What is an “Eye Turn” or Strabismus?
Strabismus, often referred to as an “eye turn” or “cross-eye,” is the improper alignment of the eyes. The turning of one or both eyes is often thought to be due to the lack of coordination between the muscles of the eyes. However, the extraocular eye muscles are often fine. The eyes are unable to point in the same direction due to the brain’s misconception of “where am I” and “where is it (the object).” This can result in double vision (the appearance of two images inaccurately overlapping). Alternatively, to avoid visual confusion, the brain may maladapt and learn to suppress the image seen by the turning eye. If an eye turn becomes constant in one eye, this can cause a decrease in vision known as strabismic amblyopia. Please see “Amblyopia” for more information. This can cause binocular vision dysfunction and a lack of depth perception. Infancy and young childhood are the best times to seek help from a developmental optometrist. During these times, development of the visual system is highly active and providing early treatment raises the chance of permanent vision correction.
What are the symptoms of Strabismus?
Parents often will first notice that their child has one eye that looks like it is turned inward or drifts outward intermittently or constantly throughout the day.

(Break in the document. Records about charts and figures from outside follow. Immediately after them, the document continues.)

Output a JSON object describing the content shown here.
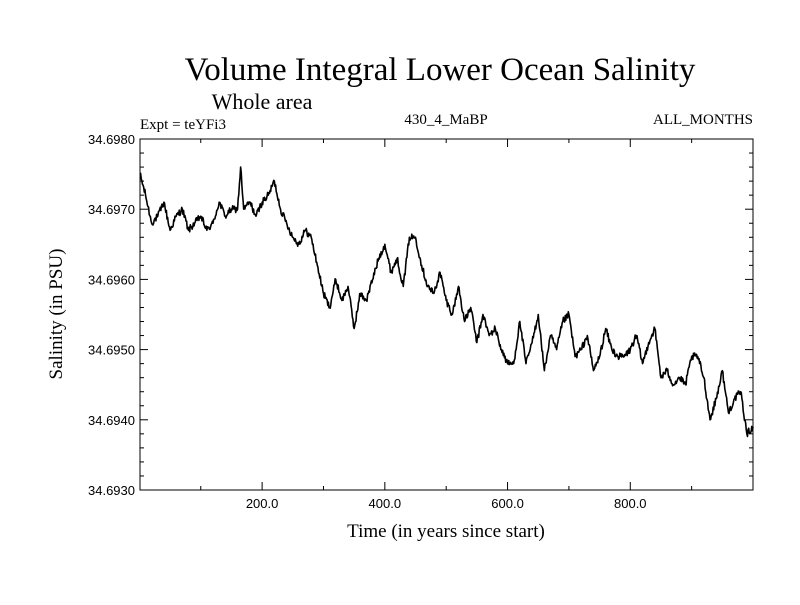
{
  "chart_data": {
    "type": "line",
    "title": "Volume Integral Lower Ocean Salinity",
    "subtitle": "Whole area",
    "header_left": "Expt = teYFi3",
    "header_center": "430_4_MaBP",
    "header_right": "ALL_MONTHS",
    "xlabel": "Time (in years since start)",
    "ylabel": "Salinity (in PSU)",
    "xlim": [
      1,
      1000
    ],
    "ylim": [
      34.693,
      34.698
    ],
    "x_ticks": [
      200,
      400,
      600,
      800
    ],
    "x_tick_labels": [
      "200.0",
      "400.0",
      "600.0",
      "800.0"
    ],
    "y_ticks": [
      34.693,
      34.694,
      34.695,
      34.696,
      34.697,
      34.698
    ],
    "y_tick_labels": [
      "34.6930",
      "34.6940",
      "34.6950",
      "34.6960",
      "34.6970",
      "34.6980"
    ],
    "series": [
      {
        "name": "salinity",
        "color": "#000000",
        "x": [
          1,
          10,
          20,
          30,
          40,
          50,
          60,
          70,
          80,
          90,
          100,
          110,
          120,
          130,
          140,
          150,
          160,
          165,
          170,
          180,
          190,
          200,
          210,
          220,
          230,
          240,
          250,
          260,
          270,
          280,
          290,
          300,
          310,
          320,
          330,
          340,
          350,
          360,
          370,
          380,
          390,
          400,
          410,
          420,
          430,
          440,
          450,
          460,
          470,
          480,
          490,
          500,
          510,
          520,
          530,
          540,
          550,
          560,
          570,
          580,
          590,
          600,
          610,
          620,
          630,
          640,
          650,
          660,
          670,
          680,
          690,
          700,
          710,
          720,
          730,
          740,
          750,
          760,
          770,
          780,
          790,
          800,
          810,
          820,
          830,
          840,
          850,
          860,
          870,
          880,
          890,
          900,
          910,
          920,
          930,
          940,
          950,
          960,
          970,
          980,
          990,
          1000
        ],
        "values": [
          34.6975,
          34.6972,
          34.6968,
          34.6969,
          34.6971,
          34.6967,
          34.6969,
          34.697,
          34.6967,
          34.6968,
          34.6969,
          34.6967,
          34.6968,
          34.6971,
          34.6969,
          34.697,
          34.697,
          34.6976,
          34.697,
          34.6971,
          34.6969,
          34.6971,
          34.6972,
          34.6974,
          34.697,
          34.6968,
          34.6966,
          34.6965,
          34.6967,
          34.6966,
          34.6962,
          34.6958,
          34.6956,
          34.696,
          34.6957,
          34.6959,
          34.6953,
          34.6958,
          34.6957,
          34.696,
          34.6963,
          34.6965,
          34.6961,
          34.6963,
          34.6959,
          34.6966,
          34.6966,
          34.6962,
          34.6959,
          34.6958,
          34.6961,
          34.6957,
          34.6955,
          34.6959,
          34.6954,
          34.6956,
          34.6951,
          34.6955,
          34.6952,
          34.6953,
          34.695,
          34.6948,
          34.6948,
          34.6954,
          34.6948,
          34.6951,
          34.6955,
          34.6947,
          34.6952,
          34.695,
          34.6954,
          34.6955,
          34.6949,
          34.695,
          34.6952,
          34.6947,
          34.6949,
          34.6953,
          34.695,
          34.6949,
          34.6949,
          34.695,
          34.6952,
          34.6948,
          34.6951,
          34.6953,
          34.6946,
          34.6947,
          34.6945,
          34.6946,
          34.6945,
          34.6949,
          34.6949,
          34.6946,
          34.694,
          34.6943,
          34.6947,
          34.6941,
          34.6943,
          34.6944,
          34.6938,
          34.6939
        ]
      }
    ]
  }
}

Other symptoms may include squinting, shutting, or covering an eye, a head turn or tilt while watching TV, impaired depth perception (3D) such as fear of going downstairs or escalators or dislike for 3D movies, poor eye-hand coordination such as trouble catching or hitting a ball, clumsiness, loss of place while reading, slow reading speed and comprehension, reversing numbers and letters, or attention problems.

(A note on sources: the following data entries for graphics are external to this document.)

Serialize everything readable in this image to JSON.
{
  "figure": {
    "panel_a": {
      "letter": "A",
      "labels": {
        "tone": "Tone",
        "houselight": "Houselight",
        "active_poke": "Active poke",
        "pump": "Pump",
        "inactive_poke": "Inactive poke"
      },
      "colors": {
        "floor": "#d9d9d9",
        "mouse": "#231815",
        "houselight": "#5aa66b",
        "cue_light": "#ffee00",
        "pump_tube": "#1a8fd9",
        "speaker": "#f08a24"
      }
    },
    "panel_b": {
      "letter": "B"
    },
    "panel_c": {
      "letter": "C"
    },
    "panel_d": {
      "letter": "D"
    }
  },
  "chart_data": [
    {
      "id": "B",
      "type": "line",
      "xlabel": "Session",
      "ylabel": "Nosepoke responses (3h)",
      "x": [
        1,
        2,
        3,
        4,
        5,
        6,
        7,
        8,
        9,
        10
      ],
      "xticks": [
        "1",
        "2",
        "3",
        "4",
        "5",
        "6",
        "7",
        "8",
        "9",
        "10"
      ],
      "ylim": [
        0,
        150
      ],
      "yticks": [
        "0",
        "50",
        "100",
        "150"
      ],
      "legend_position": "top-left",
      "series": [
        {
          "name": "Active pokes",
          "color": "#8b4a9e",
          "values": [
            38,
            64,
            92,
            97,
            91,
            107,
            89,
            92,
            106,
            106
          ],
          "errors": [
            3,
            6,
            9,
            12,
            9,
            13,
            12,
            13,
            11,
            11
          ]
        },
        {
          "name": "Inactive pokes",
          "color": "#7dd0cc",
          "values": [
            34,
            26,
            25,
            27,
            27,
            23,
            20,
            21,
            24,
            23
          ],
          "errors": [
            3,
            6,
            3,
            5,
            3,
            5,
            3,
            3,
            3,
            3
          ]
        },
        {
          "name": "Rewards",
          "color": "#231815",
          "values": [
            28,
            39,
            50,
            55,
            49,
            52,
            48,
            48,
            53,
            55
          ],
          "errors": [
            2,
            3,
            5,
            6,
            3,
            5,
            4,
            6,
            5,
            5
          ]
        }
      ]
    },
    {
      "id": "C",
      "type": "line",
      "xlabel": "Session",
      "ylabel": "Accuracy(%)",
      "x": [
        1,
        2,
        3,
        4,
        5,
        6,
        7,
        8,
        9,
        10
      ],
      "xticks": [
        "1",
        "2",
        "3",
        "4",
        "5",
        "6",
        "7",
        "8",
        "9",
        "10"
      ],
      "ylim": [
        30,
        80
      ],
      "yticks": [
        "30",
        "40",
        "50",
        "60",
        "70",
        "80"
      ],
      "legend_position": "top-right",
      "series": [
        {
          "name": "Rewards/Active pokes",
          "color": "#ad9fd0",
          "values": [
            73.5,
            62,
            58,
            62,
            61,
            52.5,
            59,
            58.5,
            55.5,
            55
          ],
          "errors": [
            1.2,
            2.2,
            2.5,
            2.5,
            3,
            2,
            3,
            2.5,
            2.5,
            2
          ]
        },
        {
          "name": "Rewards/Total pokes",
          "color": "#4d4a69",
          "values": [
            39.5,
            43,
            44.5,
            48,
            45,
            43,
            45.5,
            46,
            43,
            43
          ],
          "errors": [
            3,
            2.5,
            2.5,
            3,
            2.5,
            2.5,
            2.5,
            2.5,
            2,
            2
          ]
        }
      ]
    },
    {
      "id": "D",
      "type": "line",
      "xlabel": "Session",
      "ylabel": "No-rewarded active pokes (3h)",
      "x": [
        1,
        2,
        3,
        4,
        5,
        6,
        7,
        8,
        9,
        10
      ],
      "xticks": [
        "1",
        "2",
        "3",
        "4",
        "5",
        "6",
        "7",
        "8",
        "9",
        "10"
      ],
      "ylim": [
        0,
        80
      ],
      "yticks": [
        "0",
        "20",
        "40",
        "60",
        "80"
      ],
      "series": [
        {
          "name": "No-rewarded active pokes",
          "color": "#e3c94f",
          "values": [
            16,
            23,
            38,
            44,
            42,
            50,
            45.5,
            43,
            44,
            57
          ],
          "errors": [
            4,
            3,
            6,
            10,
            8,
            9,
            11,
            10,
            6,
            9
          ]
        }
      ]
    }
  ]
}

How is Strabismus treated with Optometric Vision Therapy?
An optometric vision therapy program is the least invasive/non-surgical treatment for strabismus that helps reduce eye misalignment and trains the brain to use both eyes simultaneously by merging the images seen by each eye into a single 3D image. The vision therapy program sets up the conditions to reinforce proper neurological pathways to ensure good eye teaming skills in all gazes and distances. Eyeglasses or contact lenses may boost the effects of vision therapy and may be a necessary part of treatment to help straighten the eye if prescribed by the doctor. Vision therapy makes use of lenses, prisms, filters, and other specialized equipment during the treatment program. The length of the program can range from several weeks to several months, depending on the severity of the diagnosis and patient compliance.

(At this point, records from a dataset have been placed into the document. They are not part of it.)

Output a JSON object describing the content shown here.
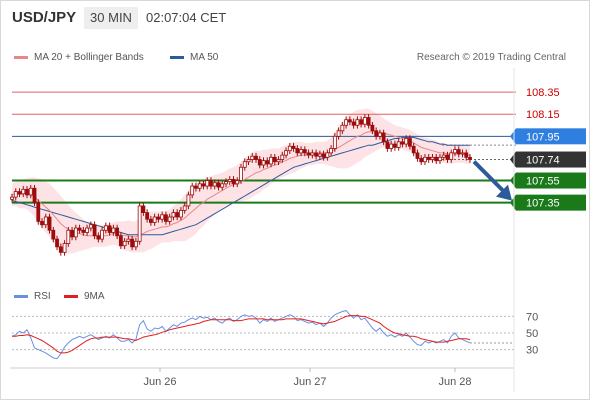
{
  "header": {
    "symbol": "USD/JPY",
    "timeframe": "30 MIN",
    "time": "02:07:04 CET"
  },
  "legend": {
    "ma20": "MA 20 + Bollinger Bands",
    "ma50": "MA 50",
    "credit": "Research © 2019 Trading Central"
  },
  "rsi_legend": {
    "rsi": "RSI",
    "ma9": "9MA"
  },
  "colors": {
    "ma20": "#e9868a",
    "bands": "#fcd7dc",
    "ma50": "#2d5a99",
    "candle": "#9b0d0d",
    "support": "#1a7a1a",
    "resistance": "#e06060",
    "pivot": "#2d5a99",
    "arrow": "#2d5a99",
    "rsi": "#6a8fe0",
    "rsi_ma": "#e02020",
    "current_box": "#333333"
  },
  "chart_data": {
    "type": "candlestick",
    "x_ticks": [
      "Jun 26",
      "Jun 27",
      "Jun 28"
    ],
    "price_labels": [
      {
        "kind": "resistance",
        "value": "108.35"
      },
      {
        "kind": "resistance",
        "value": "108.15"
      },
      {
        "kind": "pivot",
        "value": "107.95"
      },
      {
        "kind": "current",
        "value": "107.74"
      },
      {
        "kind": "support",
        "value": "107.55"
      },
      {
        "kind": "support",
        "value": "107.35"
      }
    ],
    "ylim": [
      106.65,
      108.55
    ],
    "closes": [
      107.4,
      107.45,
      107.43,
      107.47,
      107.42,
      107.48,
      107.35,
      107.18,
      107.15,
      107.22,
      107.1,
      107.02,
      106.95,
      106.9,
      106.98,
      107.1,
      107.04,
      107.12,
      107.1,
      107.08,
      107.12,
      107.15,
      107.05,
      107.02,
      107.1,
      107.14,
      107.08,
      107.12,
      107.05,
      106.96,
      107.0,
      107.02,
      106.95,
      107.0,
      107.32,
      107.26,
      107.2,
      107.17,
      107.22,
      107.2,
      107.24,
      107.18,
      107.22,
      107.26,
      107.22,
      107.28,
      107.32,
      107.42,
      107.5,
      107.48,
      107.52,
      107.5,
      107.55,
      107.5,
      107.53,
      107.49,
      107.52,
      107.54,
      107.56,
      107.52,
      107.55,
      107.67,
      107.72,
      107.74,
      107.77,
      107.74,
      107.69,
      107.73,
      107.7,
      107.76,
      107.72,
      107.74,
      107.78,
      107.82,
      107.86,
      107.84,
      107.8,
      107.83,
      107.8,
      107.78,
      107.8,
      107.77,
      107.79,
      107.76,
      107.8,
      107.84,
      107.95,
      108.0,
      108.05,
      108.1,
      108.08,
      108.05,
      108.1,
      108.06,
      108.12,
      108.05,
      108.0,
      107.95,
      107.98,
      107.9,
      107.84,
      107.88,
      107.85,
      107.9,
      107.88,
      107.93,
      107.86,
      107.8,
      107.75,
      107.72,
      107.76,
      107.74,
      107.76,
      107.73,
      107.76,
      107.78,
      107.74,
      107.8,
      107.83,
      107.79,
      107.8,
      107.76,
      107.74
    ],
    "ma20": [
      107.42,
      107.43,
      107.42,
      107.43,
      107.43,
      107.42,
      107.4,
      107.37,
      107.34,
      107.31,
      107.28,
      107.24,
      107.2,
      107.16,
      107.13,
      107.11,
      107.09,
      107.08,
      107.07,
      107.06,
      107.05,
      107.05,
      107.05,
      107.05,
      107.05,
      107.05,
      107.06,
      107.07,
      107.07,
      107.06,
      107.05,
      107.05,
      107.04,
      107.04,
      107.06,
      107.07,
      107.09,
      107.1,
      107.11,
      107.12,
      107.13,
      107.13,
      107.14,
      107.16,
      107.17,
      107.19,
      107.21,
      107.24,
      107.27,
      107.3,
      107.33,
      107.35,
      107.38,
      107.4,
      107.42,
      107.44,
      107.46,
      107.48,
      107.5,
      107.51,
      107.52,
      107.54,
      107.56,
      107.58,
      107.6,
      107.62,
      107.63,
      107.65,
      107.66,
      107.68,
      107.69,
      107.7,
      107.72,
      107.73,
      107.75,
      107.76,
      107.77,
      107.78,
      107.78,
      107.79,
      107.79,
      107.8,
      107.8,
      107.8,
      107.8,
      107.81,
      107.83,
      107.85,
      107.87,
      107.89,
      107.91,
      107.93,
      107.95,
      107.96,
      107.98,
      107.99,
      107.99,
      107.99,
      107.99,
      107.98,
      107.97,
      107.96,
      107.95,
      107.94,
      107.93,
      107.92,
      107.91,
      107.89,
      107.87,
      107.85,
      107.84,
      107.83,
      107.82,
      107.81,
      107.8,
      107.8,
      107.79,
      107.79,
      107.79,
      107.79,
      107.79,
      107.78,
      107.78
    ],
    "ma50": [
      107.37,
      107.36,
      107.35,
      107.34,
      107.33,
      107.32,
      107.31,
      107.3,
      107.29,
      107.28,
      107.27,
      107.26,
      107.25,
      107.24,
      107.23,
      107.22,
      107.21,
      107.2,
      107.19,
      107.18,
      107.17,
      107.16,
      107.15,
      107.14,
      107.13,
      107.12,
      107.11,
      107.1,
      107.09,
      107.08,
      107.07,
      107.06,
      107.06,
      107.06,
      107.06,
      107.06,
      107.06,
      107.06,
      107.06,
      107.06,
      107.06,
      107.07,
      107.08,
      107.09,
      107.1,
      107.11,
      107.12,
      107.13,
      107.14,
      107.15,
      107.17,
      107.19,
      107.21,
      107.23,
      107.25,
      107.27,
      107.29,
      107.31,
      107.33,
      107.35,
      107.37,
      107.39,
      107.41,
      107.43,
      107.45,
      107.47,
      107.49,
      107.51,
      107.53,
      107.55,
      107.57,
      107.59,
      107.61,
      107.63,
      107.65,
      107.67,
      107.68,
      107.69,
      107.7,
      107.71,
      107.72,
      107.73,
      107.74,
      107.75,
      107.76,
      107.77,
      107.78,
      107.79,
      107.8,
      107.81,
      107.82,
      107.83,
      107.84,
      107.85,
      107.86,
      107.87,
      107.87,
      107.88,
      107.89,
      107.9,
      107.91,
      107.92,
      107.93,
      107.93,
      107.94,
      107.94,
      107.94,
      107.94,
      107.93,
      107.92,
      107.91,
      107.9,
      107.9,
      107.89,
      107.88,
      107.88,
      107.87,
      107.87,
      107.87,
      107.87,
      107.87,
      107.87,
      107.87
    ],
    "band_width": [
      0.1,
      0.11,
      0.12,
      0.13,
      0.14,
      0.16,
      0.18,
      0.2,
      0.22,
      0.23,
      0.24,
      0.25,
      0.25,
      0.25,
      0.24,
      0.22,
      0.2,
      0.18,
      0.16,
      0.14,
      0.12,
      0.11,
      0.1,
      0.1,
      0.1,
      0.1,
      0.1,
      0.1,
      0.11,
      0.12,
      0.13,
      0.14,
      0.14,
      0.14,
      0.16,
      0.17,
      0.17,
      0.17,
      0.16,
      0.15,
      0.14,
      0.14,
      0.15,
      0.16,
      0.17,
      0.19,
      0.21,
      0.22,
      0.23,
      0.23,
      0.22,
      0.21,
      0.2,
      0.19,
      0.18,
      0.17,
      0.16,
      0.16,
      0.16,
      0.16,
      0.17,
      0.18,
      0.19,
      0.2,
      0.2,
      0.2,
      0.19,
      0.18,
      0.17,
      0.16,
      0.15,
      0.14,
      0.14,
      0.14,
      0.14,
      0.14,
      0.13,
      0.12,
      0.11,
      0.1,
      0.1,
      0.1,
      0.1,
      0.1,
      0.11,
      0.13,
      0.16,
      0.19,
      0.21,
      0.23,
      0.24,
      0.24,
      0.24,
      0.23,
      0.22,
      0.21,
      0.19,
      0.17,
      0.15,
      0.13,
      0.12,
      0.11,
      0.1,
      0.1,
      0.1,
      0.1,
      0.1,
      0.1,
      0.1,
      0.1,
      0.1,
      0.1,
      0.1,
      0.1,
      0.09,
      0.09,
      0.09,
      0.09,
      0.08,
      0.08,
      0.08,
      0.08,
      0.08
    ],
    "projection": {
      "from": 107.74,
      "to": 107.35
    },
    "rsi": {
      "levels": [
        70,
        50,
        30
      ],
      "ylim": [
        15,
        85
      ],
      "rsi": [
        46,
        48,
        52,
        50,
        54,
        44,
        32,
        30,
        28,
        26,
        23,
        20,
        19,
        25,
        33,
        38,
        42,
        44,
        46,
        44,
        46,
        48,
        45,
        42,
        44,
        46,
        44,
        48,
        44,
        40,
        40,
        42,
        38,
        42,
        60,
        65,
        55,
        52,
        56,
        55,
        58,
        52,
        56,
        60,
        58,
        62,
        63,
        66,
        68,
        66,
        70,
        68,
        69,
        66,
        68,
        64,
        62,
        66,
        68,
        64,
        66,
        70,
        72,
        70,
        71,
        68,
        62,
        66,
        64,
        68,
        64,
        66,
        68,
        70,
        72,
        70,
        65,
        66,
        64,
        62,
        63,
        60,
        62,
        58,
        62,
        68,
        72,
        74,
        76,
        77,
        72,
        68,
        72,
        66,
        68,
        62,
        56,
        52,
        56,
        50,
        46,
        48,
        45,
        48,
        46,
        50,
        45,
        40,
        36,
        35,
        40,
        38,
        40,
        38,
        40,
        42,
        38,
        46,
        50,
        44,
        42,
        40,
        38
      ],
      "ma9": [
        46,
        46,
        47,
        47,
        48,
        47,
        45,
        43,
        41,
        38,
        35,
        32,
        28,
        26,
        26,
        27,
        29,
        32,
        35,
        38,
        41,
        43,
        44,
        44,
        45,
        45,
        45,
        45,
        45,
        44,
        43,
        43,
        42,
        41,
        43,
        45,
        46,
        47,
        48,
        49,
        51,
        52,
        54,
        55,
        56,
        57,
        58,
        59,
        60,
        61,
        62,
        64,
        65,
        66,
        66,
        66,
        66,
        66,
        66,
        65,
        65,
        65,
        66,
        67,
        67,
        67,
        67,
        67,
        66,
        66,
        66,
        66,
        66,
        67,
        67,
        67,
        67,
        67,
        66,
        65,
        64,
        63,
        62,
        61,
        62,
        63,
        64,
        66,
        68,
        70,
        71,
        71,
        71,
        70,
        70,
        68,
        66,
        64,
        62,
        58,
        55,
        52,
        50,
        49,
        48,
        47,
        46,
        46,
        45,
        43,
        42,
        41,
        40,
        39,
        39,
        39,
        40,
        41,
        42,
        43,
        43,
        43,
        42
      ]
    }
  }
}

What about strabismus surgery? Eye muscle surgery performed by an ophthalmologist alters the outside eye muscles to compensate for the difficulty with eye-brain coordination. For some patients, eye muscle surgery may be a necessary part of treatment. However, we recommend that the patient is evaluated by a developmental optometrist to help determine if the eyes can be successfully aligned AND if two-eyed depth perception can be achieved after surgery. Depth perception is the glue that keeps the two eyes together post-surgery, otherwise additional surgeries may be needed to maintain cosmetic eye alignment. It is best if eye surgeons and developmental optometrists work together to best achieve the patient’s goals.